I planned my 2nd cesarean on both the advice of my doctor (who was concerned about uterine rupture) and my desire to avoid labor. And it was a truly wonderful experience. (I did, however, pray to go into labor if God wanted things any other way.) I went into labor just a couple of hours before I checked into the hospital, so I know my baby was born on God's timetable. And everything I was fretting about with the planned cesarean (ie, would she be ready?) turned out not to be anything to worry about. I had a beautiful, healthy little girl, and it was a great experience. I pray that you have the same kind of experience!

JRBL
03-05-2007, 03:38 PM
I truly believe that God has spared you from something.... we may never know what... but God doesn't NOT answer prayers for NO reason... He has answered it... just not with the answer you wanted... that doesn't mean it wasn't the right answer. :)

I have trouble with accepting the answer I am given, so I can truly identify! But, don't give up your faith simply because a prayer wasn't answered the way you wanted... that seems hard but, in the end, you'll be glad you remained strong.

I'll pray for you, sister, for your peace of mind and heart... I hope that everything goes well and you have that wonderful peace when you hold your baby!!! All my hugs!!!

ChamomileFriend
03-05-2007, 05:30 PM
I truly believe that God has spared you from something.... we may never know what... but God doesn't NOT answer prayers for NO reason... He has answered it... just not with the answer you wanted... that doesn't mean it wasn't the right answer. :)
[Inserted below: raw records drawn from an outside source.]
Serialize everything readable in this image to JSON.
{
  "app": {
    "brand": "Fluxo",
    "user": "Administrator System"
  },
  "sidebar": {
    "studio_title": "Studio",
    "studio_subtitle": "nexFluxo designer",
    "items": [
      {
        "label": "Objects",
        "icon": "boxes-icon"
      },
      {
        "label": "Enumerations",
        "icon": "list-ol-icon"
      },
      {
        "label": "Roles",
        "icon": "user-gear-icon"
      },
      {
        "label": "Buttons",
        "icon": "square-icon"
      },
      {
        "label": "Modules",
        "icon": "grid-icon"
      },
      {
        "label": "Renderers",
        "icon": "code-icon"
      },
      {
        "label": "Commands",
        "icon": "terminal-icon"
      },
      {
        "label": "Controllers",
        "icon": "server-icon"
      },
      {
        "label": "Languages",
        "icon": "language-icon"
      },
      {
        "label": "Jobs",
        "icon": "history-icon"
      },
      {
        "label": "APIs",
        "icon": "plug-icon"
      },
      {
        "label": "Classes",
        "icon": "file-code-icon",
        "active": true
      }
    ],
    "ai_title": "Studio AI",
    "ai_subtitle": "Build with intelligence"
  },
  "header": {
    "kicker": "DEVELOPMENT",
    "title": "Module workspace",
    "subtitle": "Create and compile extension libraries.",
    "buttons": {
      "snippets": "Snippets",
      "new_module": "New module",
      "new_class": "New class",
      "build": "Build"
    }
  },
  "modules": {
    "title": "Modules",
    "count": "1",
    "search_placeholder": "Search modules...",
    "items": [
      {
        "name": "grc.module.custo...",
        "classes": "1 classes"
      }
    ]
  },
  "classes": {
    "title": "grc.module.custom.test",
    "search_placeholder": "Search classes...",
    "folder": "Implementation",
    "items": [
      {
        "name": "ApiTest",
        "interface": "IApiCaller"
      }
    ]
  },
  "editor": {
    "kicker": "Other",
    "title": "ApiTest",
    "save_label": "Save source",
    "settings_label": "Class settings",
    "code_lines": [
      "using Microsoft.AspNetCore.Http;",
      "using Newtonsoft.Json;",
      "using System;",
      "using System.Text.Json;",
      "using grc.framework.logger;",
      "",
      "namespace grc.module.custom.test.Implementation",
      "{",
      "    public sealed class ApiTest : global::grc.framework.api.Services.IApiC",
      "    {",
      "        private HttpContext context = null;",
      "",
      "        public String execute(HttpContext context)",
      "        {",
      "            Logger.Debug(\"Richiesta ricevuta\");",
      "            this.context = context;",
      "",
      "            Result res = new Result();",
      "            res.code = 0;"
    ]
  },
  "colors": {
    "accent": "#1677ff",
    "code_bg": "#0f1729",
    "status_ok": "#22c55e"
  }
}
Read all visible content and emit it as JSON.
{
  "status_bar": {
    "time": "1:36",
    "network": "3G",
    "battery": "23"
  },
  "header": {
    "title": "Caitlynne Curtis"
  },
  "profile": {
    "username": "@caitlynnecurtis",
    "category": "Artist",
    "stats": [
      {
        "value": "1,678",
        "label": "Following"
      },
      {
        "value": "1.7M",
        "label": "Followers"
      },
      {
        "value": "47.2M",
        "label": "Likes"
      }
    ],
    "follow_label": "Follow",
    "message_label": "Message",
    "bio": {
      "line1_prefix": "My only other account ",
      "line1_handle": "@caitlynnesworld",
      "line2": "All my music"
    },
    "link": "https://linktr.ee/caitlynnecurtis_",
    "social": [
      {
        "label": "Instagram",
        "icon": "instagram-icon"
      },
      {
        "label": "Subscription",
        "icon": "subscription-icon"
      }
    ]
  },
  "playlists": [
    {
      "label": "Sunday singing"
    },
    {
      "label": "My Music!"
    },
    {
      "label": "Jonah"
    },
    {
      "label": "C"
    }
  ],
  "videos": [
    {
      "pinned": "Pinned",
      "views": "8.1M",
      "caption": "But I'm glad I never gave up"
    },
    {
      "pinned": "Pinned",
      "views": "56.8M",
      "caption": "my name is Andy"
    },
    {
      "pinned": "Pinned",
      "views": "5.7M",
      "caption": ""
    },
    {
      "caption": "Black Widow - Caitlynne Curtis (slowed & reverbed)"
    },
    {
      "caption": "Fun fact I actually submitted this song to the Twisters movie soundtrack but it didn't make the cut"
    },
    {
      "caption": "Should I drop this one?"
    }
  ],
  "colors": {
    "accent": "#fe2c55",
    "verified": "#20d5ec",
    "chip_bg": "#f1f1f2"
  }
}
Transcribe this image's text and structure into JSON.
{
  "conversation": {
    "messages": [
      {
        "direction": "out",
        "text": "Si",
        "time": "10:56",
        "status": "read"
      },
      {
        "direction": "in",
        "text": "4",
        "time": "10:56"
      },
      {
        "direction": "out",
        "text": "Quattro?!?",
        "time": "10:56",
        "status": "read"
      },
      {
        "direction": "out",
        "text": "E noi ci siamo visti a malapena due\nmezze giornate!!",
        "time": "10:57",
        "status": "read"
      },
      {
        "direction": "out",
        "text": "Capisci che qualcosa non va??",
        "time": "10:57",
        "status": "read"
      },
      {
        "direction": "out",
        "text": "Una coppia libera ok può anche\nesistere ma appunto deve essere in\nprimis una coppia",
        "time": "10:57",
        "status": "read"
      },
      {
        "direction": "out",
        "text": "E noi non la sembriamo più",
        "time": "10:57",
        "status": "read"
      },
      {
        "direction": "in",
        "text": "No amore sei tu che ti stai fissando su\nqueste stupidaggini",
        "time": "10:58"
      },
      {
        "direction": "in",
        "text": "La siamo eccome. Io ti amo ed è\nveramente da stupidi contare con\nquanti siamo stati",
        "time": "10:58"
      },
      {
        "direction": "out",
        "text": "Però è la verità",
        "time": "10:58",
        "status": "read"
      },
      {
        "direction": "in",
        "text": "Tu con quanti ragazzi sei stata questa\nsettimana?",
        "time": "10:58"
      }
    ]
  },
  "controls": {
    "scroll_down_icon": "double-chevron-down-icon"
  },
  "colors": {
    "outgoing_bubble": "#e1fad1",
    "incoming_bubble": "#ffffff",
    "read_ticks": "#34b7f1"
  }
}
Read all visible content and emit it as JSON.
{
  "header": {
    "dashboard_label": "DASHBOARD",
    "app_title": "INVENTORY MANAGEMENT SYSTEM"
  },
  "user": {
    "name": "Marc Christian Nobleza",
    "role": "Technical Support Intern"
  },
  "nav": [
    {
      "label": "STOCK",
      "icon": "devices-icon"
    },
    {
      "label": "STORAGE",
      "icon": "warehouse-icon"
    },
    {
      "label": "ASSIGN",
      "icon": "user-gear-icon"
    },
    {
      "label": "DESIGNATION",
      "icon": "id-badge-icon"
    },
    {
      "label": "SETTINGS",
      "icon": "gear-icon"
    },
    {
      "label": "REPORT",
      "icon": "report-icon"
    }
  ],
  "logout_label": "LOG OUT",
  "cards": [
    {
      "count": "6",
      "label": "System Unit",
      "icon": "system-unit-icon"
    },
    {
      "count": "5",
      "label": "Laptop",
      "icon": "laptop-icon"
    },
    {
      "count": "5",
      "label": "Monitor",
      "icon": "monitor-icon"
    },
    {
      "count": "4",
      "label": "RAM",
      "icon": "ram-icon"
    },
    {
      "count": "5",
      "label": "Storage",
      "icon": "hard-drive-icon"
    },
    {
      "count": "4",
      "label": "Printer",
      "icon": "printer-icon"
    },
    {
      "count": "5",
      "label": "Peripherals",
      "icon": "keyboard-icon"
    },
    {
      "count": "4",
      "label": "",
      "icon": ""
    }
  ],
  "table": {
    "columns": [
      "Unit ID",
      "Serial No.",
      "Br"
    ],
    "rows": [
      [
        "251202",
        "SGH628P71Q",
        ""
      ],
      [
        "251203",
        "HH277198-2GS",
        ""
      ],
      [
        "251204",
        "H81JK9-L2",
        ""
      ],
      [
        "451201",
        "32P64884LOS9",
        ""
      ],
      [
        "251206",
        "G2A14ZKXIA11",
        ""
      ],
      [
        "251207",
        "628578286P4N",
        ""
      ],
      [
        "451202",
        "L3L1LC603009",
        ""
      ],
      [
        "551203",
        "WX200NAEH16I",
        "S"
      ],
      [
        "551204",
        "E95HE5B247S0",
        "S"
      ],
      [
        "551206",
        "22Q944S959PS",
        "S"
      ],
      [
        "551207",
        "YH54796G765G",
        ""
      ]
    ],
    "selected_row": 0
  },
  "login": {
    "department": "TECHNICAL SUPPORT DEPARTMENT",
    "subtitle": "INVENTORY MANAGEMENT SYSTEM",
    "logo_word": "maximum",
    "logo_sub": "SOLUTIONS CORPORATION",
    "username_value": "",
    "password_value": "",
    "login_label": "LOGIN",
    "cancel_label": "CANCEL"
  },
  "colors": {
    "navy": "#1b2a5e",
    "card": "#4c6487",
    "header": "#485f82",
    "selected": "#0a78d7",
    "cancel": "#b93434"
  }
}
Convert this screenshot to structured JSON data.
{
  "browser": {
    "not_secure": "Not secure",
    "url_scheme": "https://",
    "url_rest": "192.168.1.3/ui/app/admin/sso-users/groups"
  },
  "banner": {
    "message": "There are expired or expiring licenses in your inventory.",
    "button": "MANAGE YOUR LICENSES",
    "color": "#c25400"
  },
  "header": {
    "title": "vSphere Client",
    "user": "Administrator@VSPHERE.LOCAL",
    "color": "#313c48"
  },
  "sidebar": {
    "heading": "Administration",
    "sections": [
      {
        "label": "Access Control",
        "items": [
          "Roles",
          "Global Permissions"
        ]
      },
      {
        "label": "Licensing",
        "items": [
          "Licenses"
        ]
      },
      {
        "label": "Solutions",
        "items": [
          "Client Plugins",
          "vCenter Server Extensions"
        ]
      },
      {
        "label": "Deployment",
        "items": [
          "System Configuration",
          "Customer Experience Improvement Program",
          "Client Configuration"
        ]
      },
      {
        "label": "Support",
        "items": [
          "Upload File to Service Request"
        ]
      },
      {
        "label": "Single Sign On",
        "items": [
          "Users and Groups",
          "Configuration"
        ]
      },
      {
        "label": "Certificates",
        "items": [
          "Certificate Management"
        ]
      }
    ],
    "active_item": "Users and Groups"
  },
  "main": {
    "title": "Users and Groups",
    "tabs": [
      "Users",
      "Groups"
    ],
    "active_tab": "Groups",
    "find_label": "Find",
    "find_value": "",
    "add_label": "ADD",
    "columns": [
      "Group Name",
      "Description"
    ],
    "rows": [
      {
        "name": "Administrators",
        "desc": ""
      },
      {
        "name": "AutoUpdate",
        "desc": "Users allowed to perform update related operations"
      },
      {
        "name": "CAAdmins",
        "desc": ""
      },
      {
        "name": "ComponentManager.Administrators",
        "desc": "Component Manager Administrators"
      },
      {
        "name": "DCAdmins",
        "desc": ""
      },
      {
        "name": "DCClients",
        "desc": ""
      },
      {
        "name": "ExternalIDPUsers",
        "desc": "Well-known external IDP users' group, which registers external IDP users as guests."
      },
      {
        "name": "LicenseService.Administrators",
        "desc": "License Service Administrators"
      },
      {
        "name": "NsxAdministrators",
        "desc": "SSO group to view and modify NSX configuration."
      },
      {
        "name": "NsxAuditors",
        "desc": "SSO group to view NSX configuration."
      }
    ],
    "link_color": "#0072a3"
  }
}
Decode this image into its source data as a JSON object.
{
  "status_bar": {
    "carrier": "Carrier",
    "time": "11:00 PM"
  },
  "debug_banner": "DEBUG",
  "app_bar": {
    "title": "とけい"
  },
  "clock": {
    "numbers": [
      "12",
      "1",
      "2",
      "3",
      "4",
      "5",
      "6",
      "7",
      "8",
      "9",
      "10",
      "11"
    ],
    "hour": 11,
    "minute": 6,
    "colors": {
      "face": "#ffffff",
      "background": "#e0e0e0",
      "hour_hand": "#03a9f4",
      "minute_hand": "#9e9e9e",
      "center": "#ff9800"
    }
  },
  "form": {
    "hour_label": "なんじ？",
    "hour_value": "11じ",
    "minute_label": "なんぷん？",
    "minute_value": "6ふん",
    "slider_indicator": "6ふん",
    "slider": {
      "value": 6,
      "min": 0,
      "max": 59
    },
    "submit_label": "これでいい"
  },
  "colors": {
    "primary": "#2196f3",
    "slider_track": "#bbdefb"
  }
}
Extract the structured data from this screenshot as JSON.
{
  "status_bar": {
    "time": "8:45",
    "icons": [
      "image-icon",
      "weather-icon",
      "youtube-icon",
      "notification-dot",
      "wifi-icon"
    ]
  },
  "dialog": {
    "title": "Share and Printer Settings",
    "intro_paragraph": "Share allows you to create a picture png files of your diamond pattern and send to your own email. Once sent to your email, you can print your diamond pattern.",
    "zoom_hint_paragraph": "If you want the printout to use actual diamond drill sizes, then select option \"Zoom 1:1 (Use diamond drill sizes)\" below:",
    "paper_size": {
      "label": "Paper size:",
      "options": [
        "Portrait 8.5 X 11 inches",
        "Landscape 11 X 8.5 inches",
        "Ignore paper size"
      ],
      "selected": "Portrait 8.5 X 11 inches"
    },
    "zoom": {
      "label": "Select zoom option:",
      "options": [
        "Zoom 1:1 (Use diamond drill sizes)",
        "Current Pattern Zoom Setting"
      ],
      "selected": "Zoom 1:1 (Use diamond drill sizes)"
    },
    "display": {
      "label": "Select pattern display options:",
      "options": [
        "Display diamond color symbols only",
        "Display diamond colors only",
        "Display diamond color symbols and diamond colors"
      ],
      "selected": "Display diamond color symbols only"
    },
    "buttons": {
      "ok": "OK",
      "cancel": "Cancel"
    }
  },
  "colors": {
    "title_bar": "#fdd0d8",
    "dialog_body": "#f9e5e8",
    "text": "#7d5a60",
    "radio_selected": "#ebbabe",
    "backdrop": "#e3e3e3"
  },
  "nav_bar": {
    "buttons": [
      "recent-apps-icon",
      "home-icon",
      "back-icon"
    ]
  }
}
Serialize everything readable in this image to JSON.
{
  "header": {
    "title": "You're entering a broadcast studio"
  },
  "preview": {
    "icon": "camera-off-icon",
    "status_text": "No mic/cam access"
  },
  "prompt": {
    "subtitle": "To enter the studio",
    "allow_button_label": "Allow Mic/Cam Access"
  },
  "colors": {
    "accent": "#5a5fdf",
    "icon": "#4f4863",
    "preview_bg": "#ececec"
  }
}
I have trouble with accepting the answer I am given, so I can truly identify!

I agree with this and I am praying that everything goes well for you and baby today!

gamommyto4girls
03-05-2007, 07:38 PM
Mab,
You are in my thoughts and prayers today! I understand completely your desire to have a VBAC since I'm in the same boat. I agree with everything that the others have said, docs can be so frustrating and I don't like hearing "no" from anyone- even the Lord in answer to a prayer. It's hard to remember that He works all things for our good, I agree that there is a reason for all of this hurt. I feel your fear so personally- as I share it myself. C-sec #2 was a terrifying experience for me and as my date draws closer I become more consumed by that fear. It is a daily struggle for me to give this fear to the Lord. Thanks so much for sharing- you've been such a blessing to me personally. I can't wait to hear how you and your child are doing. I keep trying to focus on the joy of bringing my own child home. I hope this ends so joyfully for you!!!